For release noon Tuesday Sept. 20 and thereafter (625 words)

Our obsession with leadership misses the point. When an increase in accepting responsibility is really needed, leaders, who believe themselves gifted with particular insight on what others should be doing, are generally not in short supply.   

It is amusing to read the comments of those who know precisely what is needed, for example, in how to revitalize town centers. Cute sandwich shops, boutique grocery stores, and fashion outlets . . . the list goes on. One wonders if they or theirs would be willing to assume the overwhelming financial, legal and employer responsibilities of setting up such shops.

Does today’s society reflect a decrease in individuals’ sense of responsibility along with stronger opinions on what should be?

It is relatively easy to make the case that we have become more hedonistic. Our ancestors would be horrified to learn that children seldom walk to school, parents expect them to be fed up to two meals a day there, and most of us are clueless about hemming a garment or automobile repair. Adolescence extends through the twenties. Elders are horrified at the extent to which we eat out, hire lawn services and go to the mall for pedicures.

Responsibility is not completely lost. Indiana ranks 10th among states in the total number of military recruits; over 3,300 Hoosiers have recently volunteered. Regardless of age, about one in every two Hoosiers holds a job, and each Indiana household provides on average a home for 2.3 persons.

Actually, our ancestors may have had it easier. Air travel is less pleasant and trains are virtually nonexistent. Seriously ill folks are released to be nursed at home after short hospital stays. Neighborhood play has given way to 24-7 parenting. Utility bills take increasingly higher percentages of net income. 

Nor is personal irresponsibility necessarily a generational thing. Young persons expect to cover two shifts: one at work and one at home. In addition, many have to come to terms with the fact that the abandonment and negligence, experienced through the behavior of their parents, does not entitle them to act likewise. 

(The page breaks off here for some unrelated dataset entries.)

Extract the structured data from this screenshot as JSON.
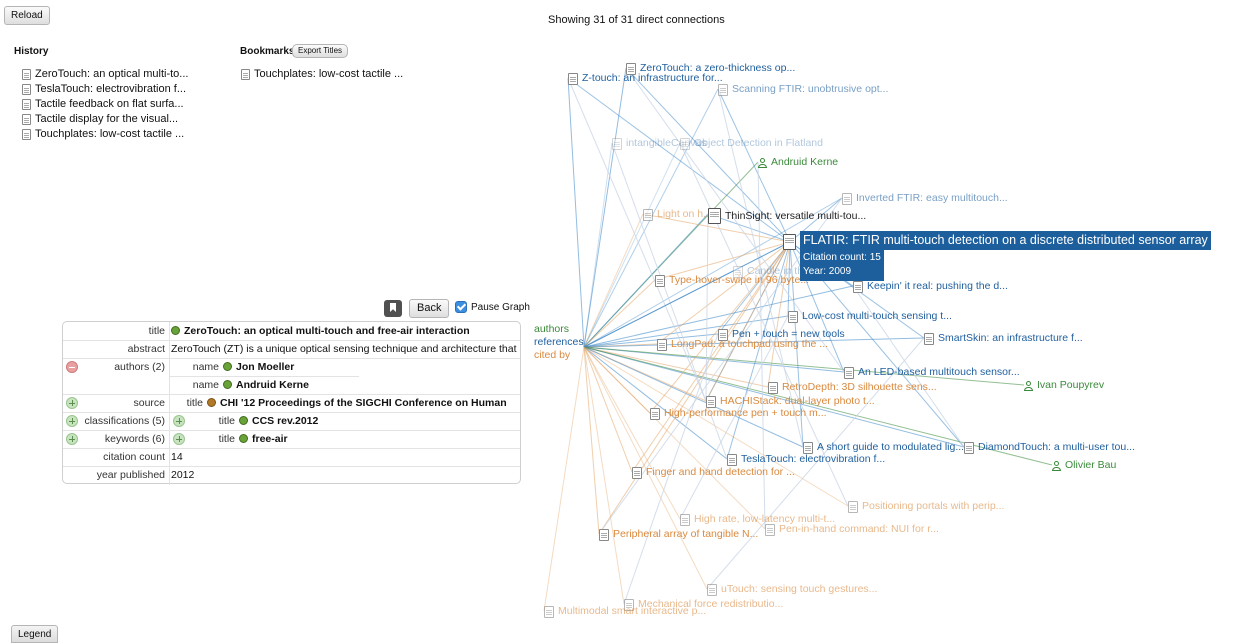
{
  "toolbar": {
    "reload_label": "Reload",
    "legend_label": "Legend"
  },
  "status_text": "Showing 31 of 31 direct connections",
  "history": {
    "heading": "History",
    "items": [
      "ZeroTouch: an optical multi-to...",
      "TeslaTouch: electrovibration f...",
      "Tactile feedback on flat surfa...",
      "Tactile display for the visual...",
      "Touchplates: low-cost tactile ..."
    ]
  },
  "bookmarks": {
    "heading": "Bookmarks",
    "export_label": "Export Titles",
    "items": [
      "Touchplates: low-cost tactile ..."
    ]
  },
  "controls": {
    "back_label": "Back",
    "pause_label": "Pause Graph",
    "pause_checked": true
  },
  "detail": {
    "title_label": "title",
    "title_value": "ZeroTouch: an optical multi-touch and free-air interaction",
    "abstract_label": "abstract",
    "abstract_value": "ZeroTouch (ZT) is a unique optical sensing technique and architecture that",
    "authors_label": "authors (2)",
    "authors": [
      {
        "field": "name",
        "value": "Jon Moeller"
      },
      {
        "field": "name",
        "value": "Andruid Kerne"
      }
    ],
    "source_label": "source",
    "source_field": "title",
    "source_value": "CHI '12 Proceedings of the SIGCHI Conference on Human",
    "classifications_label": "classifications (5)",
    "classifications_field": "title",
    "classifications_value": "CCS rev.2012",
    "keywords_label": "keywords (6)",
    "keywords_field": "title",
    "keywords_value": "free-air",
    "citation_label": "citation count",
    "citation_value": "14",
    "year_label": "year published",
    "year_value": "2012"
  },
  "graph": {
    "hub_labels": [
      "authors",
      "references",
      "cited by"
    ],
    "colors": {
      "author": "#3b8a3b",
      "reference": "#1f5f9e",
      "cited_by": "#d98a3f",
      "edge_ref": "#3a86c8",
      "edge_cite": "#e3a567"
    },
    "nodes": [
      {
        "label": "ZeroTouch: a zero-thickness op...",
        "kind": "reference",
        "fade": 0
      },
      {
        "label": "Z-touch: an infrastructure for...",
        "kind": "reference",
        "fade": 0
      },
      {
        "label": "Scanning FTIR: unobtrusive opt...",
        "kind": "reference",
        "fade": 1
      },
      {
        "label": "intangibleCanvas",
        "kind": "reference",
        "fade": 2
      },
      {
        "label": "Object Detection in Flatland",
        "kind": "reference",
        "fade": 2
      },
      {
        "label": "Andruid Kerne",
        "kind": "author",
        "fade": 0
      },
      {
        "label": "Inverted FTIR: easy multitouch...",
        "kind": "reference",
        "fade": 1
      },
      {
        "label": "Light on h...",
        "kind": "cited_by",
        "fade": 1
      },
      {
        "label": "ThinSight: versatile multi-tou...",
        "kind": "dark",
        "fade": 0
      },
      {
        "label": "Candle in the ...",
        "kind": "reference",
        "fade": 2
      },
      {
        "label": "Type-hover-swipe in 96 byte...",
        "kind": "cited_by",
        "fade": 0
      },
      {
        "label": "Keepin' it real: pushing the d...",
        "kind": "reference",
        "fade": 0
      },
      {
        "label": "Low-cost multi-touch sensing t...",
        "kind": "reference",
        "fade": 0
      },
      {
        "label": "Pen + touch = new tools",
        "kind": "reference",
        "fade": 0
      },
      {
        "label": "LongPad: a touchpad using the ...",
        "kind": "cited_by",
        "fade": 0
      },
      {
        "label": "SmartSkin: an infrastructure f...",
        "kind": "reference",
        "fade": 0
      },
      {
        "label": "An LED-based multitouch sensor...",
        "kind": "reference",
        "fade": 0
      },
      {
        "label": "Ivan Poupyrev",
        "kind": "author",
        "fade": 0
      },
      {
        "label": "RetroDepth: 3D silhouette sens...",
        "kind": "cited_by",
        "fade": 0
      },
      {
        "label": "HACHIStack: dual-layer photo t...",
        "kind": "cited_by",
        "fade": 0
      },
      {
        "label": "High-performance pen + touch m...",
        "kind": "cited_by",
        "fade": 0
      },
      {
        "label": "A short guide to modulated lig...",
        "kind": "reference",
        "fade": 0
      },
      {
        "label": "DiamondTouch: a multi-user tou...",
        "kind": "reference",
        "fade": 0
      },
      {
        "label": "TeslaTouch: electrovibration f...",
        "kind": "reference",
        "fade": 0
      },
      {
        "label": "Olivier Bau",
        "kind": "author",
        "fade": 0
      },
      {
        "label": "Finger and hand detection for ...",
        "kind": "cited_by",
        "fade": 0
      },
      {
        "label": "Positioning portals with perip...",
        "kind": "cited_by",
        "fade": 1
      },
      {
        "label": "High rate, low-latency multi-t...",
        "kind": "cited_by",
        "fade": 1
      },
      {
        "label": "Peripheral array of tangible N...",
        "kind": "cited_by",
        "fade": 0
      },
      {
        "label": "Pen-in-hand command: NUI for r...",
        "kind": "cited_by",
        "fade": 1
      },
      {
        "label": "uTouch: sensing touch gestures...",
        "kind": "cited_by",
        "fade": 1
      },
      {
        "label": "Mechanical force redistributio...",
        "kind": "cited_by",
        "fade": 1
      },
      {
        "label": "Multimodal smart interactive p...",
        "kind": "cited_by",
        "fade": 1
      }
    ],
    "tooltip": {
      "title": "FLATIR: FTIR multi-touch detection on a discrete distributed sensor array",
      "citation": "Citation count: 15",
      "year": "Year: 2009"
    }
  }
}
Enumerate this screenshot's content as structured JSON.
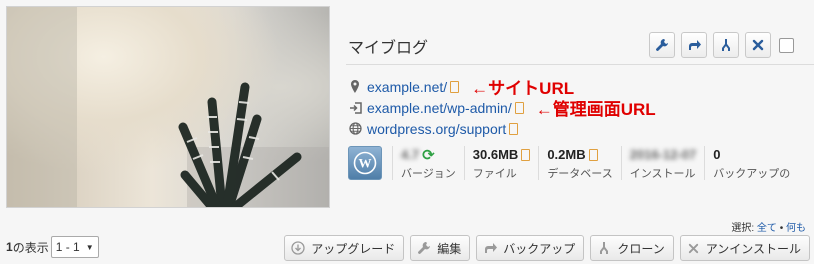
{
  "site": {
    "title": "マイブログ",
    "links": [
      {
        "icon": "map-pin-icon",
        "text": "example.net/"
      },
      {
        "icon": "login-icon",
        "text": "example.net/wp-admin/"
      },
      {
        "icon": "globe-icon",
        "text": "wordpress.org/support"
      }
    ],
    "annotations": {
      "site_url": "←サイトURL",
      "admin_url": "←管理画面URL"
    }
  },
  "stats": [
    {
      "value": "4.7",
      "label": "バージョン",
      "blurred": true
    },
    {
      "value": "30.6MB",
      "label": "ファイル",
      "blurred": false
    },
    {
      "value": "0.2MB",
      "label": "データベース",
      "blurred": false
    },
    {
      "value": "2016-12-07",
      "label": "インストール",
      "blurred": true
    },
    {
      "value": "0",
      "label": "バックアップの",
      "blurred": false
    }
  ],
  "selection": {
    "prefix": "選択:",
    "all": "全て",
    "separator": "•",
    "none": "何も"
  },
  "pagination": {
    "count_prefix": "1",
    "count_suffix": "の表示",
    "range": "1 - 1"
  },
  "buttons": {
    "upgrade": "アップグレード",
    "edit": "編集",
    "backup": "バックアップ",
    "clone": "クローン",
    "uninstall": "アンインストール"
  },
  "colors": {
    "link": "#1e5aa8",
    "annotation": "#e00000",
    "accent": "#1e5aa8"
  }
}
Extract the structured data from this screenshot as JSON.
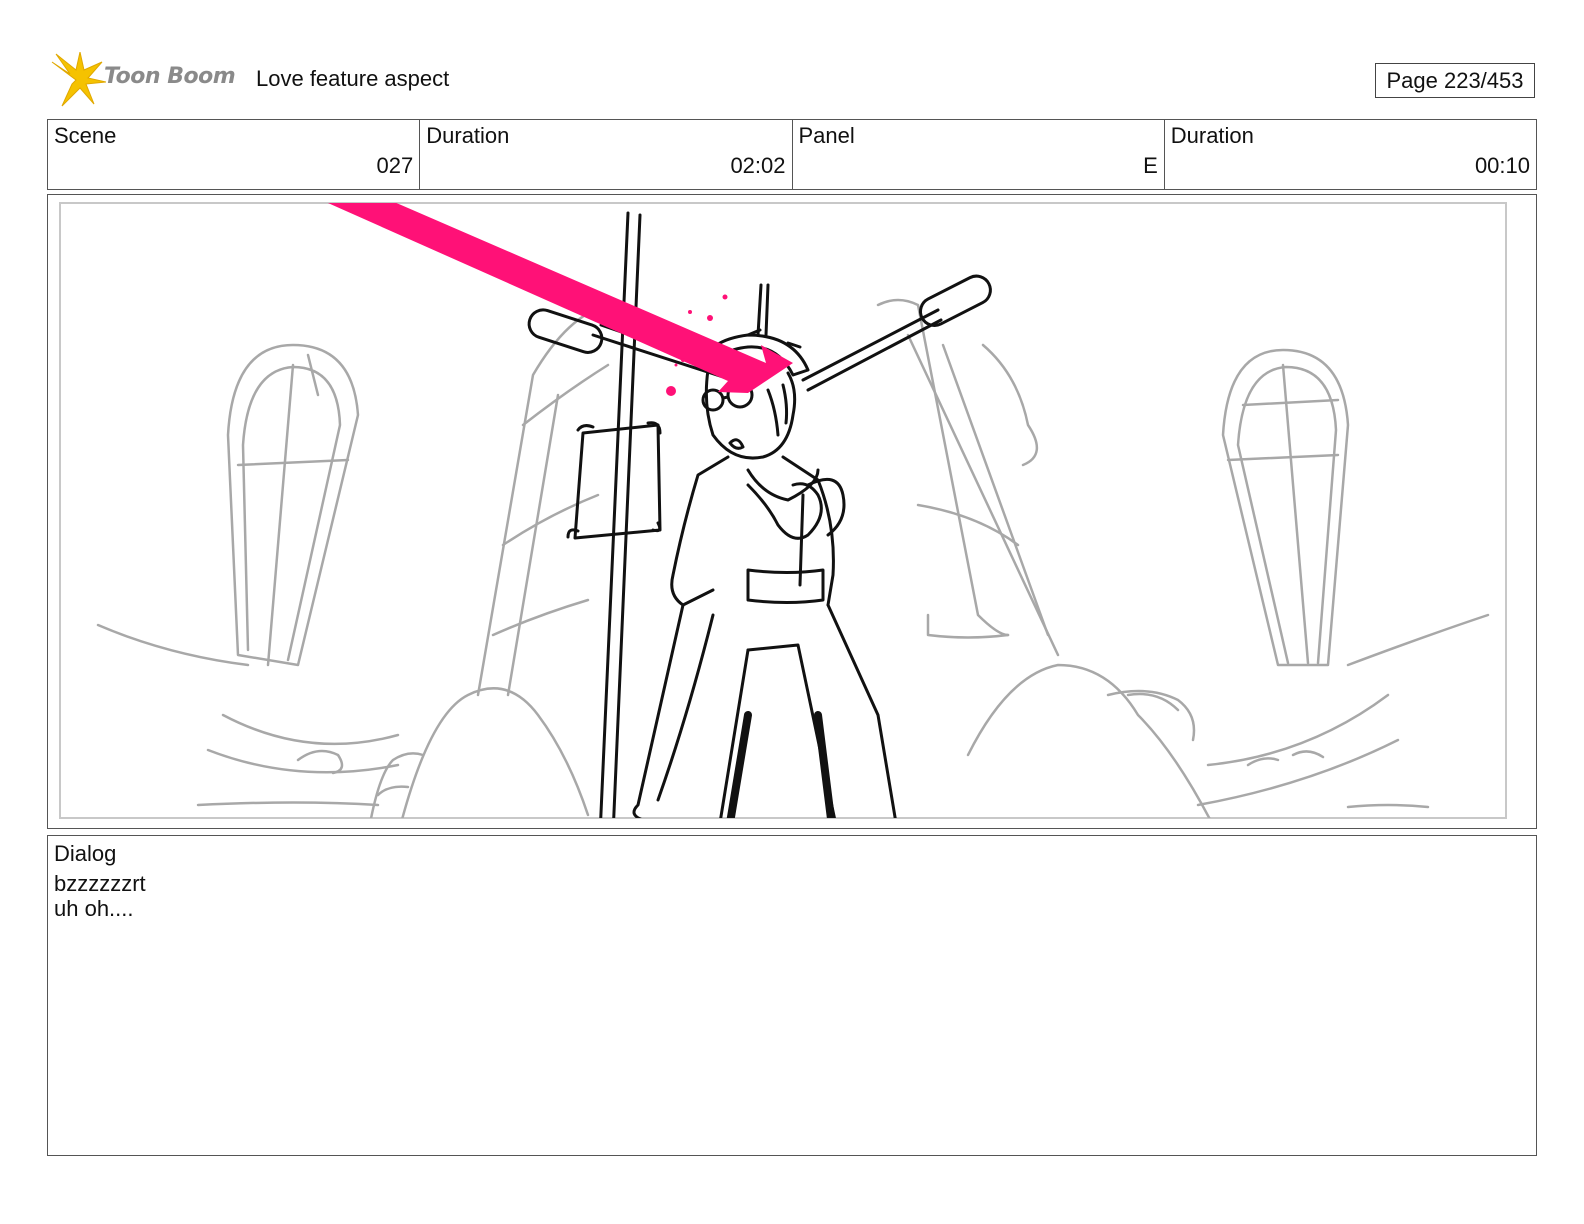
{
  "header": {
    "logo_text": "Toon Boom",
    "project_title": "Love feature aspect",
    "page_indicator": "Page 223/453"
  },
  "info": {
    "scene_label": "Scene",
    "scene_value": "027",
    "scene_duration_label": "Duration",
    "scene_duration_value": "02:02",
    "panel_label": "Panel",
    "panel_value": "E",
    "panel_duration_label": "Duration",
    "panel_duration_value": "00:10"
  },
  "dialog": {
    "label": "Dialog",
    "lines": [
      "bzzzzzzrt",
      "uh oh...."
    ]
  },
  "colors": {
    "arrow": "#ff1177",
    "logo_yellow": "#f5c200",
    "sketch_gray": "#a0a0a0",
    "ink": "#111111"
  }
}
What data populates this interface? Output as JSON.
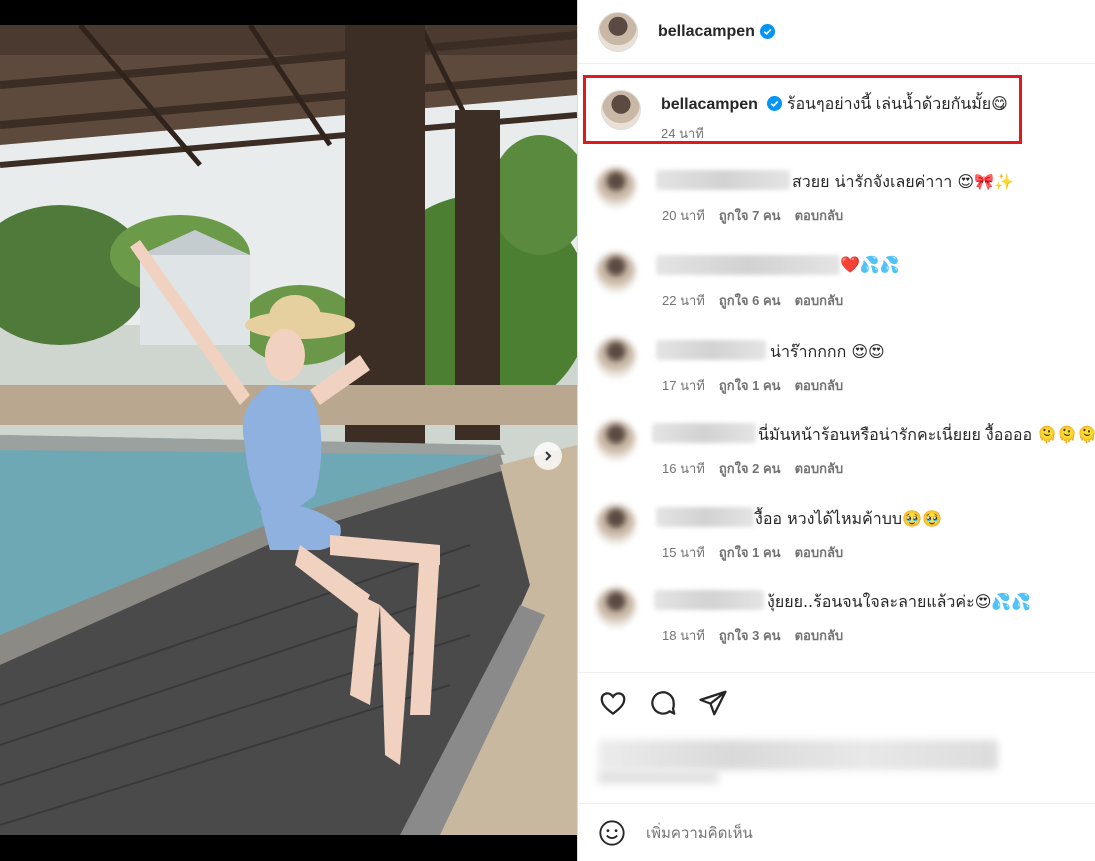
{
  "post": {
    "username": "bellacampen",
    "verified": true,
    "carousel": {
      "count": 2,
      "active": 1
    }
  },
  "caption": {
    "username": "bellacampen",
    "text": "ร้อนๆอย่างนี้ เล่นน้ำด้วยกันมั้ย😋",
    "time": "24 นาที"
  },
  "comments": [
    {
      "text": "สวยย น่ารักจังเลยค่าาา 😍🎀✨",
      "time": "20 นาที",
      "likes": "ถูกใจ 7 คน",
      "reply": "ตอบกลับ"
    },
    {
      "text": "❤️💦💦",
      "time": "22 นาที",
      "likes": "ถูกใจ 6 คน",
      "reply": "ตอบกลับ"
    },
    {
      "text": "น่าร๊ากกกก 😍😍",
      "time": "17 นาที",
      "likes": "ถูกใจ 1 คน",
      "reply": "ตอบกลับ"
    },
    {
      "text": "นี่มันหน้าร้อนหรือน่ารักคะเนี่ยยย งื้ออออ 🫠🫠🫠",
      "time": "16 นาที",
      "likes": "ถูกใจ 2 คน",
      "reply": "ตอบกลับ"
    },
    {
      "text": "งื้ออ หวงได้ไหมค้าบบ🥹🥹",
      "time": "15 นาที",
      "likes": "ถูกใจ 1 คน",
      "reply": "ตอบกลับ"
    },
    {
      "text": "งุ้ยยย..ร้อนจนใจละลายแล้วค่ะ😍💦💦",
      "time": "18 นาที",
      "likes": "ถูกใจ 3 คน",
      "reply": "ตอบกลับ"
    }
  ],
  "add_comment": {
    "placeholder": "เพิ่มความคิดเห็น"
  },
  "icons": {
    "like": "heart-icon",
    "comment": "comment-bubble-icon",
    "share": "paper-plane-icon",
    "emoji": "smiley-icon",
    "next": "chevron-right-icon"
  },
  "colors": {
    "verified": "#0095f6",
    "highlight": "#e0191f"
  }
}
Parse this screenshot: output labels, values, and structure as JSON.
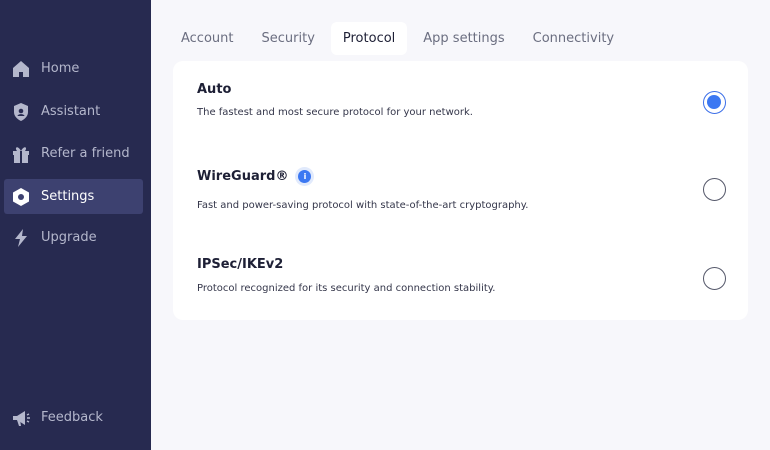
{
  "sidebar": {
    "items": [
      {
        "label": "Home",
        "icon": "home-icon"
      },
      {
        "label": "Assistant",
        "icon": "shield-icon"
      },
      {
        "label": "Refer a friend",
        "icon": "gift-icon"
      },
      {
        "label": "Settings",
        "icon": "settings-icon",
        "active": true
      },
      {
        "label": "Upgrade",
        "icon": "lightning-icon"
      }
    ],
    "feedback_label": "Feedback"
  },
  "tabs": [
    {
      "label": "Account"
    },
    {
      "label": "Security"
    },
    {
      "label": "Protocol",
      "active": true
    },
    {
      "label": "App settings"
    },
    {
      "label": "Connectivity"
    }
  ],
  "protocols": [
    {
      "title": "Auto",
      "description": "The fastest and most secure protocol for your network.",
      "selected": true
    },
    {
      "title": "WireGuard®",
      "description": "Fast and power-saving protocol with state-of-the-art cryptography.",
      "selected": false,
      "info": "i"
    },
    {
      "title": "IPSec/IKEv2",
      "description": "Protocol recognized for its security and connection stability.",
      "selected": false
    }
  ],
  "colors": {
    "sidebar_bg": "#272a50",
    "accent": "#3c78f2"
  }
}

About 13 percent of Hoosiers are over 65 years of age and for most their days of earning a paycheck are over. Nevertheless, they continue to maintain households and do as much as possible for themselves and others. They minimize the expense inflicted on family members and society by caring for themselves. Many volunteer care for the million-plus disabled Hoosiers and others in need. The value created by these responsible ones is not included in the Gross Domestic Product but is real and significant. 

Each person in every age has to come to terms with his or her responsibilities, and society is better off if the number of free riders is minimized. Responsible behavior, however, cannot be taken for granted. 

Why don’t we observe more shirking? For many, belief in a final reckoning at death is a powerful motivator. Others make a personal commitment to themselves to honor all contracts freely entered into and to accept duties imposed by the state. Some say, “What goes round comes round.”  This last reason is somewhat weak, because not everyone reaps what he or she has sown. This year’s economics Nobel laureate, Elinor Ostrom of Indiana University, suggests that based on her research some individuals are predisposed to freely contribute to the common good. This initial tendency to cooperate is conditional, however, and decays rapidly if others are not forthcoming. 

It is in the public interest that Individuals, willing to establish enterprises and form households, not be made to feel like saps. These are not “leaders” as such, but rather those who create the environment for others to assume responsibility.

Of course, honoring commitments and leaving only footprints is less ego-boosting than leadership.